Temporal data - what was the value of something at a given time?
We all know data, we all know consistency of data when dealing with transactions. There is another aspect of data - temporality, meaning data at a given point of time. What is the value of something now? and what was the value of it as of yesterday morning? I haven’t worked too much with temporal data, but have used few applications that provided this - in their own ways. I was reading through the new Google research paper on Spanner - their global time aware database, and came across the TrueTime API - this forced me to think about the temporality of data and how important that is.
Pocket watch, savonette-type. Italiano: Orologio da taschino (cipolla). Español: Reloj de bolsillo. ગુજરાતી: ખિસ્સામાં રાખવાની ઘડિયાળ. עברית: שעון כיס. Македонски: Џебен часовник 日本語: 懐中時計. Polski: Zegarek kieszonkowy. Português: Relógio de bolso. Русский: Карманные часы. Slovenščina: Vreckové hodinky. Slovenščina: Žepno uro so izumili leta 1510 v Nemčiji. Suomi: Taskukello. ไทย: นาฬิกาพก. 中文: 怀表. (Photo credit: Wikipedia)
This post is an attempt to explain what I know about this. I admit I haven’t fully read the Google paper so if you find any inconsistencies in my understanding of that, please point out in the comments and I will be happy to correct it.
So, data ages with time?
Not exactly ages, but changes with time. To take the example that was first thrown at me when I heard about temporality of data - lets say you have a table where you store inventory updates. You have a column for item, a column for the size added or deleted from inventory, a column for update time. Now if you are updating data in there for today and you entered a value incorrectly. Not end of the world because tomorrow morning you remember that and want to fix it. You go and correct the value in the database and you are done. But there is a catch, you did not change the updated time, and there is a report that was run last night on this data. When someone looks at this report it will now be incorrect. OK fine you run this again and its fixed. Or you update the time updated. Simple.
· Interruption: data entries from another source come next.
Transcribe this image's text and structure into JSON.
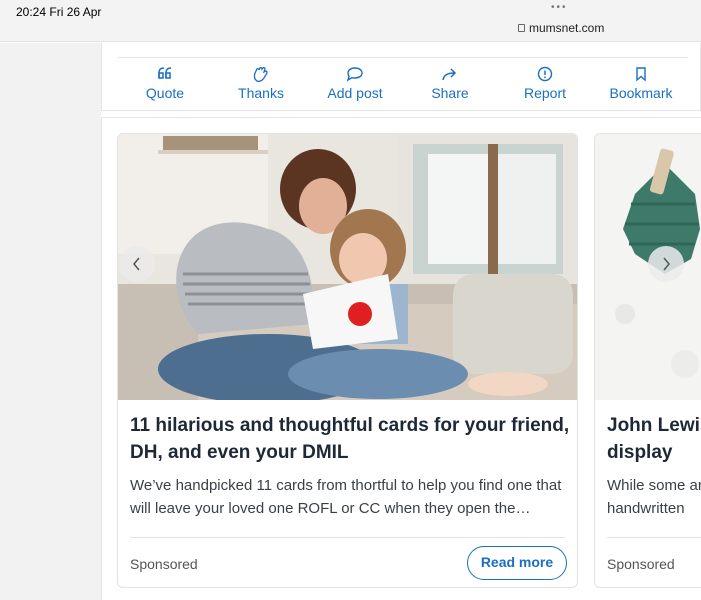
{
  "status_bar": {
    "time": "20:24  Fri 26 Apr",
    "dots": "•••",
    "url": "mumsnet.com"
  },
  "actions": [
    {
      "label": "Quote",
      "icon": "quote-icon"
    },
    {
      "label": "Thanks",
      "icon": "clap-icon"
    },
    {
      "label": "Add post",
      "icon": "speech-bubble-icon"
    },
    {
      "label": "Share",
      "icon": "share-arrow-icon"
    },
    {
      "label": "Report",
      "icon": "alert-circle-icon"
    },
    {
      "label": "Bookmark",
      "icon": "bookmark-icon"
    }
  ],
  "carousel": {
    "prev_icon": "chevron-left-icon",
    "next_icon": "chevron-right-icon",
    "cards": [
      {
        "title": "11 hilarious and thoughtful cards for your friend, DH, and even your DMIL",
        "description": "We’ve handpicked 11 cards from thortful to help you find one that will leave your loved one ROFL or CC when they open the…",
        "sponsored": "Sponsored",
        "cta": "Read more"
      },
      {
        "title": "John Lewis and display",
        "description": "While some ar a handwritten",
        "sponsored": "Sponsored"
      }
    ]
  },
  "colors": {
    "accent": "#1a6fc4",
    "title": "#1e2836",
    "sidebar": "#f2f2f2"
  }
}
Now lets take a more formal situation where all your updates must be tracked and all reports must be frozen and cannot be randomly re-run without a valid reason. And things get icky. You not only need to save values, but you also need to save when they were updated, and also the time as of which they were valid. So you could end up in a case where you have an addition of 5 items to your inventory done at 4 PM on 1 Jan 2012, but which was actually effective from 8 AM that day.
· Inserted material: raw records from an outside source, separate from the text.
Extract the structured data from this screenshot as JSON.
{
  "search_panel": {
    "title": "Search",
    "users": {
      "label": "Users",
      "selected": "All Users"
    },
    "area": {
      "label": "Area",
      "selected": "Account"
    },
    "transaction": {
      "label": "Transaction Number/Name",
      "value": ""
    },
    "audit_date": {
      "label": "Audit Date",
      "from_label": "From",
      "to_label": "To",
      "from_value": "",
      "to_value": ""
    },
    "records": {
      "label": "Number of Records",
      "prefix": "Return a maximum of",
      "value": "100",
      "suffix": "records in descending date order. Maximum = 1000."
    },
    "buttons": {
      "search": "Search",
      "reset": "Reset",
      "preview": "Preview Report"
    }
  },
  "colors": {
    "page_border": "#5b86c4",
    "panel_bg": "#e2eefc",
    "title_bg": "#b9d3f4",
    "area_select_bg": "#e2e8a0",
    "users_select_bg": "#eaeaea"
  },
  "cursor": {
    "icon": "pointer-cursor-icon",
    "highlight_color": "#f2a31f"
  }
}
So what you can see here is that from an end of day perspective, it doesn’t matter when the stock was updated as long as the counts match up, but of someone asks you how much stock you had as of a certain time, then it can change throughout the day. You can say that at 1 PM I had X amount of something as of 8 AM, but at 5 PM, your answer will be that as of 8 AM you had X+5 of that item!
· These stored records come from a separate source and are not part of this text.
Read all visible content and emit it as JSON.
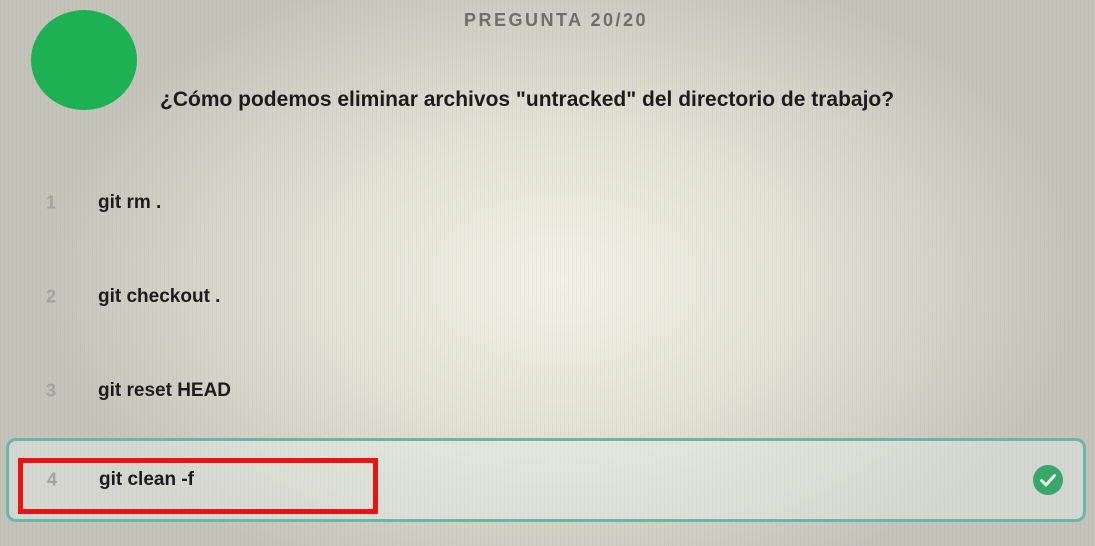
{
  "quiz": {
    "counter": "PREGUNTA 20/20",
    "question": "¿Cómo podemos eliminar archivos \"untracked\" del directorio de trabajo?",
    "options": [
      {
        "number": "1",
        "text": "git rm ."
      },
      {
        "number": "2",
        "text": "git checkout ."
      },
      {
        "number": "3",
        "text": "git reset HEAD"
      },
      {
        "number": "4",
        "text": "git clean -f"
      }
    ],
    "selected_option": "4"
  },
  "colors": {
    "avatar": "#1db153",
    "correct_border": "#6ab6ad",
    "check": "#3aa76a",
    "annotation_box": "#e81313"
  },
  "icons": {
    "avatar": "green-circle-avatar",
    "correct_mark": "check-circle-icon"
  }
}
So by taking an update time and a as of time, you can paint a very varying picture of the same fact at different times.
OK, so it is just two more columns to my table and magically my data is not temporal
Yes kind of, sort of or I should say - yes that’s basically it from a technology point of view anyway. All you do is make your users enter not one but two time values - when they are inserting a piece of data and another field for as of when that is effective. In most cases they will be the same - so you don’t even need to ask them to enter two values all the time - give them a check box or something to ask if they want to back date the fact and then record it. You are ready to rock and roll!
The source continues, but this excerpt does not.